Muhtemelen ilk sözcükleriniz, “bebeğim, benim bebeğim” olacak. Onu görmek, koklamak, ona dokunmak ve yüzünü dikkatle incelemek… Her yeni annenin sırasıyla tecrübe ettiği zincirleme. Bu şekilde bebeğinizin yaşadığını ve tamamen sizin olduğunu anlamaya çalışırsınız.
Kendinizi psikolojik ve duygusal anlamda hamilelikten ebeveynlik evresine taşımanız, ömür boyu tırmanacağınız merdivenin ilk basamağı olacak. Dokuz aydır bedeninizde taşıdığınız bebeğiniz, size hem çok yakın hem de yabancıydı. Yakındı, çünkü size aitti, yabancıydı çünkü neye benzediğini bile bilemiyordunuz. Tüm dünyası rahminizden ibaret iken, şimdi aynı havayı soluyorsunuz. Doktor onu muayene ediyor, eşiniz kucağına alıyor, hemşire ateşini ölçüyor. O farkına varmasa bile, siz ilk andan itibaren bebeğinizin, bağımsızlığını ilan etmiş olduğunun farkına varırsınız. Ancak yine de, size ait bir parça olduğu hissi asla yok olmaz. Kolunu gelişigüzel hareket ettirdiğinde “evet, bu hareketini biliyorum. Karnımdayken de hep yapardın, seni tanıyorum bebeğim” deme olasılığınız çok yüksek. Hemen sonrasında da, yüzünü yüzünüze iyice yakınlaştırıp “kimsin sen, ufaklık” demenizde de herhangi bir gariplik yok.

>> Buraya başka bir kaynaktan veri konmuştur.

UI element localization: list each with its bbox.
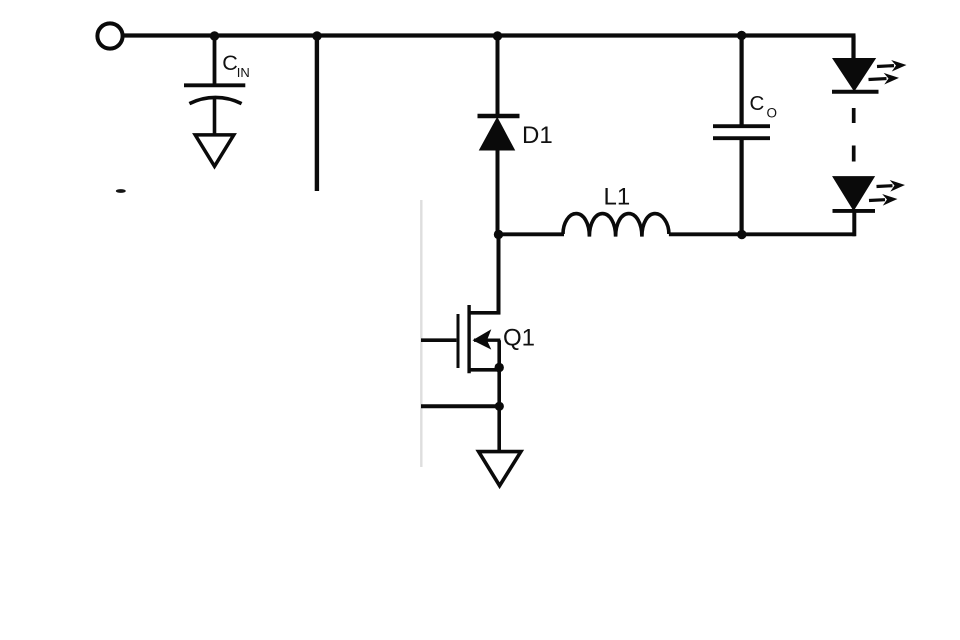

Tüm bunları hissedebilmek için kendinize zaman verin. Doğum anında sizi çepeçevre saran o karışıklıkta, boğulacakmış gibi hissetmeniz çok olası. Bunu atlatmanın en iyi yolu, bebeğinizi kucaklayıp, kendinizi onun sıcaklığına bırakmanız. Yüzünü yüzünüze yaklaştırarak gözlerinize bakmasına izin verin, meme ucunuzu bulmasına yardımcı olun. Doğumunuzu gerçekleştiren uzman ekipten yapmanız gerekenleri öğrenerek, uzun ve yorucu yolculuğunun ardından, sıcak kollarınızda ihtiyacı olan güven ve rahatlığı ona sunun. Eğer sağlık durumunuz onu kucağınıza almanıza engel teşkil ediyorsa, en azından onu görüp, kokusunu içinize çekmeyi deneyin. Eğer bebeğinizle birlikte kalamıyorsanız, eşinizin onunla birlikte olmasını sağlayın. Zira sizin dışınızda, bebeğinizin ihtiyaç duyduğu güveni sağlayacak tek kişi eşinizdir.